SERANG,RADARBANTEN.CO.ID- Pemerintah Kabupaten (Pemkab) Serang memberikan pembekalan terhadap perangkat desa di Kabupaten Serang agar bisa memaksimalkan pengelolaan keuangan desa untuk meningkatkan pelayanan terhadap masyarakat.
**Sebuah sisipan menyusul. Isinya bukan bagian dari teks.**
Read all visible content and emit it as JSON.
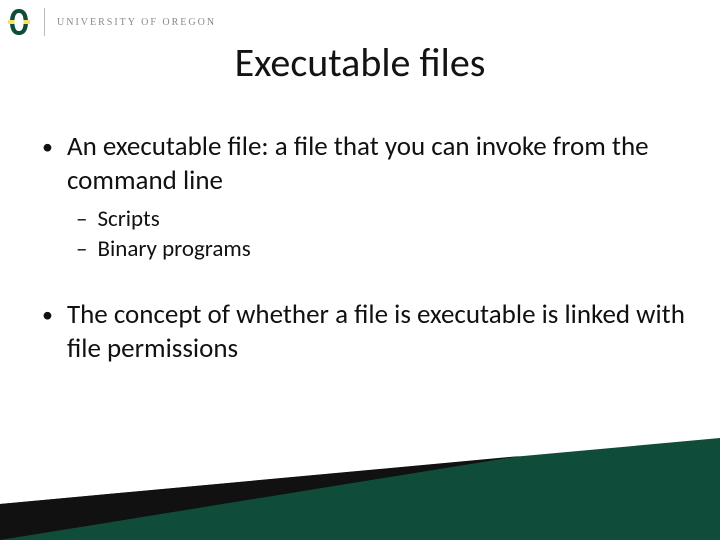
{
  "header": {
    "university": "UNIVERSITY OF OREGON"
  },
  "title": "Executable files",
  "bullets": [
    {
      "text": "An executable file: a file that you can invoke from the command line",
      "sub": [
        "Scripts",
        "Binary programs"
      ]
    },
    {
      "text": "The concept of whether a file is executable is linked with file permissions",
      "sub": []
    }
  ],
  "colors": {
    "brand_green": "#0f4d3a",
    "brand_dark": "#111111",
    "brand_yellow": "#f7e06a"
  }
}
Salah satunya ialah dengan pelaksanaan pelaksanaan workshop evaluasi pengelolaan dan pembangunan desa di Kabupaten Serang. Workshop dilaksanakan di aula TB Suwandi, Setda Pemkab Serang pada Kamis 25 Juni 2026.
Kegiatan tersebut diharapkan mampu meningkatkan tata kelola keuangan desa yang berkualitas dalam rangka peningkatan kemandirian desa yang berkelanjutan dan pemberdayaan masyarakat.
Wakil Bupati Serang, Muhammad Najib Hamas, mengatakan pengelolaan keuangan desa merupakan pilar pertama untuk menentukan apakah indikator pelayanan di desa berjalan maksimal atau tidak.
“Jadi pada saat kita sudah transparan, bertanggung jawab, mengelola amanah keuangan ini, maka insyaallah akan berdampak positif bagi pengelolaan masyarakat di desa,” katanya.
Najib mengungkapkan, adanya keterbatasan fiskal di desa tidak boleh menghalangi dan mengurangi kualitas layanan di desa. Lalu adanya perubahan beberapa ketentuan keuangan, maka kapasitas pendamping dan pengelola keuangan desa harus diupgrade pengetahuannya.
“Ke tiga, inspektorat dan DPMD menjadi bagian yang melekat untuk bersama-sama mengawasi, mendampingi dan kemudian mensupport ya bagaimana keuangan desa ini maksimal untuk pelayanan masyarakat sesuai dengan ketentuan perundang-undangan,” ujarnya.
Najib mengakui, selama ini kualitas SDM di desa masih belum merata, sehingga perlu adanya penguatan agar pelayanan bisa dimaksimalkan sesuai ketentuan perundang-undangan.
“Sehingga workshop ini menjadi bagian dari solusi ya untuk meningkatkan kapasitas SDM kita menjadi lebih baik,” pungkasnya.
Sementara itu, kepala Badan Pengawasan Keuangan dan Pembangunan (BPKP) Provinsi Banten, Rusdy Sofyan, mengatakan ada sebanyak empat kabupaten yang akan disinggahi di Banten. Pertama, pihaknya sudah ke Kabupaten Lebak dan ke dua ke Kabupaten Serang. “Setelah ini kita akan ke Tanggerang ada dua daerah,” ujarnya.
Ia menilai jika masih banyak hal yang masih perlu ditingkatkan dalam pengelolaan keuangan dan SDM. “Saat ini sudah dibantu oleh aplikasi, tinggal nanti ketaatan dan kedisiplinan melakukan entry pertanggung jawaban,” pungkasnya.